Social media can misinform political opinions

Political views need to be taken in from more diverse pools than just those available in social media feeds



Limiting ourselves to only the views of those closest to us restricts our ability to converse on politics. The ideas we hold true are only further reinforced by their repetition by peers. Politics should be viewed objectively and with an open mind to criticism.

BRUCE MULMAT, Evergreen columnist

Social media is an important part of our society. It allows us to stay connected with our friends across the world, but also is a way to stay up to date with current events.

Many on social media share various posts or articles to attack opponents of their viewpoints in a vain attempt to change the other side’s mind. At the same time, people have decried these political posts as slacktivism, defined as support of a topic while putting in minimal effort, or aiding in the spread of fake news.

Social media affects the way we think about politics, so it is important to understand its impact.

Professor Travis Ridout of the school of politics, philosophy, and public affairs said something shared on social media with friends that might be political may be even more influential than if it’s coming from another source.

“We trust our friends. Often times our friends share similar circumstances and some are more likely to believe they have our interests in mind,” Ridout said.

Trust is critical for any reader. If people do not trust where information comes from, it is harder to believe what an article says. Yet it can limit us as well, potentially closing us off to other viewpoints.

“We have a tendency to get into our partisan echo-chamber online, … reinforcing what [we] already believe in and thus not be exposed to new information or debate,” Ridout said.

In the end, it is up to you if you want to have more diverse, informed viewpoints of political discussions. It’s as easy as following both Fox News and CNN, then comparing and contrasting the stories they write.

However, these news sites and others have been blamed by various parties for being inaccurate, overly biased or even completely false.

Both CNN and Fox News have been accused of spreading false information designed to make their audience vote either for candidates on the left or right sides of the political spectrum. Yet there is no proof of social media affecting political participation in the U.S.

“Nothing definitive,” Professor Ridout said. “[But] there are some who suggest that we get engaged online and that helps [us] get engaged offline.”

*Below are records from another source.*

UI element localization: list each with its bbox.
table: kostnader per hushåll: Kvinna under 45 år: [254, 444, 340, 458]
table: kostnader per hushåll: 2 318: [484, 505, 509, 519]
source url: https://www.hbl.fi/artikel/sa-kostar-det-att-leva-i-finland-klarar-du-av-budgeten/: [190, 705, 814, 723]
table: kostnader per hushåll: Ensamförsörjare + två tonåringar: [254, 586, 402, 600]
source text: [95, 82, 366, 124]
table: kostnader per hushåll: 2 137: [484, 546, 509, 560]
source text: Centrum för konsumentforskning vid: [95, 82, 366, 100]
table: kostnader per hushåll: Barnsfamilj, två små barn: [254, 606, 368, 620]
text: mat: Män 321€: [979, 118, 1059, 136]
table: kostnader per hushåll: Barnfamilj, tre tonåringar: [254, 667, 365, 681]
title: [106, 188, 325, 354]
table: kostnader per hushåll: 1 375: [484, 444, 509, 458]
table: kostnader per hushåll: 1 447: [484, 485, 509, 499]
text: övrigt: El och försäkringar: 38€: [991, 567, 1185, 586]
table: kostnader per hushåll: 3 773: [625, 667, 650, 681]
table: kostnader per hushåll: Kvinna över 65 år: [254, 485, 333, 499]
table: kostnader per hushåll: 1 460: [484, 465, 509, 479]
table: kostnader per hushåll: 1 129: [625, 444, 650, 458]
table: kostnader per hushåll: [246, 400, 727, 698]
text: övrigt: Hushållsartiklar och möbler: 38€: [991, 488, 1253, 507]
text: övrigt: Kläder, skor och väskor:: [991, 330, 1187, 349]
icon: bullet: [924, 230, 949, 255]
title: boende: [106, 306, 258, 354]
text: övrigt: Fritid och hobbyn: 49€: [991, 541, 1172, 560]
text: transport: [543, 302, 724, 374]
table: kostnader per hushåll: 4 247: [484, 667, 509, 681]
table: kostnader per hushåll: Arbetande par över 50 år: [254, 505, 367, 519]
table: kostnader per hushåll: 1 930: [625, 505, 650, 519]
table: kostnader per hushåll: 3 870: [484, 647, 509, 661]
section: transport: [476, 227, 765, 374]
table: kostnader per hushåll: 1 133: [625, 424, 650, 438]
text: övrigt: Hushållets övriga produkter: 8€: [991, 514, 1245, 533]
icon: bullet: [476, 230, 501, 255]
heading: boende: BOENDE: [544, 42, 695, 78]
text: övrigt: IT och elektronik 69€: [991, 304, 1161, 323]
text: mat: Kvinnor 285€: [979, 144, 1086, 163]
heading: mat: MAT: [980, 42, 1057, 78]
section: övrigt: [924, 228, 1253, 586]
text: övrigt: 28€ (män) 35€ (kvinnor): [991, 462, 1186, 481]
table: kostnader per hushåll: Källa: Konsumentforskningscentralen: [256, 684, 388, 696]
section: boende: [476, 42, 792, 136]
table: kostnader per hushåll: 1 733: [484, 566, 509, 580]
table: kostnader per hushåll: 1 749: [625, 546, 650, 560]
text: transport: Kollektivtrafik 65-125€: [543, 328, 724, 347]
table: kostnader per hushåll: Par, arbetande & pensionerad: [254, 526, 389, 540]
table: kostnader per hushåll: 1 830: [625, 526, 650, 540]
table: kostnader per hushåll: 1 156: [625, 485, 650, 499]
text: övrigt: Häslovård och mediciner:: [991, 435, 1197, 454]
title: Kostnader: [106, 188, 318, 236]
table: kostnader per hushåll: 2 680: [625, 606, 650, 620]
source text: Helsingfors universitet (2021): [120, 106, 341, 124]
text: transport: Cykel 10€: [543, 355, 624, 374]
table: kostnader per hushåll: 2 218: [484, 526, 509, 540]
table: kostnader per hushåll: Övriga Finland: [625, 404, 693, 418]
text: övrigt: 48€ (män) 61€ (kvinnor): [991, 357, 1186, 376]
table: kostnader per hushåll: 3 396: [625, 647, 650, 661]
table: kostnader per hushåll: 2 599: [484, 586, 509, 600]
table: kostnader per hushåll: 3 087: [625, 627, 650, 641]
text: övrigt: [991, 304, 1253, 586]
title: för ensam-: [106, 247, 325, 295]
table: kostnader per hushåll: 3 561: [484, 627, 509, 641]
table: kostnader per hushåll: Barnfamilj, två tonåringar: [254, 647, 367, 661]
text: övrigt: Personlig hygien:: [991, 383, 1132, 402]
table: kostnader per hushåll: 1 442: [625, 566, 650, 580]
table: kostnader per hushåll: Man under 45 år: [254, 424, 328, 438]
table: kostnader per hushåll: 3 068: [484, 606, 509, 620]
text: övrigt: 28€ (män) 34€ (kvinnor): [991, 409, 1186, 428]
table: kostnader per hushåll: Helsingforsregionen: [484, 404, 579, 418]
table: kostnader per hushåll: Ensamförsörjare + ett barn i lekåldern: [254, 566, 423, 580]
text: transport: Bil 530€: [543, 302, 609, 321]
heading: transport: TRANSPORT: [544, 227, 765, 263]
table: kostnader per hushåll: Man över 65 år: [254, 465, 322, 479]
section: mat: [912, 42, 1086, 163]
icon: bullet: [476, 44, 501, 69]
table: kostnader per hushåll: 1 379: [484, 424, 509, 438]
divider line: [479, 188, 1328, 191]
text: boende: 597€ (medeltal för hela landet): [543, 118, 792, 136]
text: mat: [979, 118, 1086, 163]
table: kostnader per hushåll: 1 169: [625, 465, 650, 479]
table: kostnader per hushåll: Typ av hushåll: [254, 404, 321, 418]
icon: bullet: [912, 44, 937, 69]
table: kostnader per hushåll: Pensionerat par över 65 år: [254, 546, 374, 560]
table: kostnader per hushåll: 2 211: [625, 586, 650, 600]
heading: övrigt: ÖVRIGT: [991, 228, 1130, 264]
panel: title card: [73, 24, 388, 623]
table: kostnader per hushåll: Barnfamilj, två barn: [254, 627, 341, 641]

It can go both ways, promoting slacktivism and actually informing voters on the democratic process. Again, the responsibility of political participation or even dealing with false information is on the voter.

Social media is not to blame for perceived failings in our democratic system. It is up to us as voters to properly do our research and make sure we decide what’s best for each of us.

We shouldn’t try to blame social media entirely for how people place their vote. Instead, each of us should focus on being more educated on issues that affect all of us when we vote. It’s up to all of us to do the research rather than relying on what we see on Facebook.

Plato said, “the punishment which the wise suffer who refuse to take part in the government, is to live under the government of worse men.”

Educating yourself before voting is the most important part of the democratic process, and more likely than not you will receive some information from social media.

If you do this, make sure to view what the other side says so you can go into the political world knowing the full picture.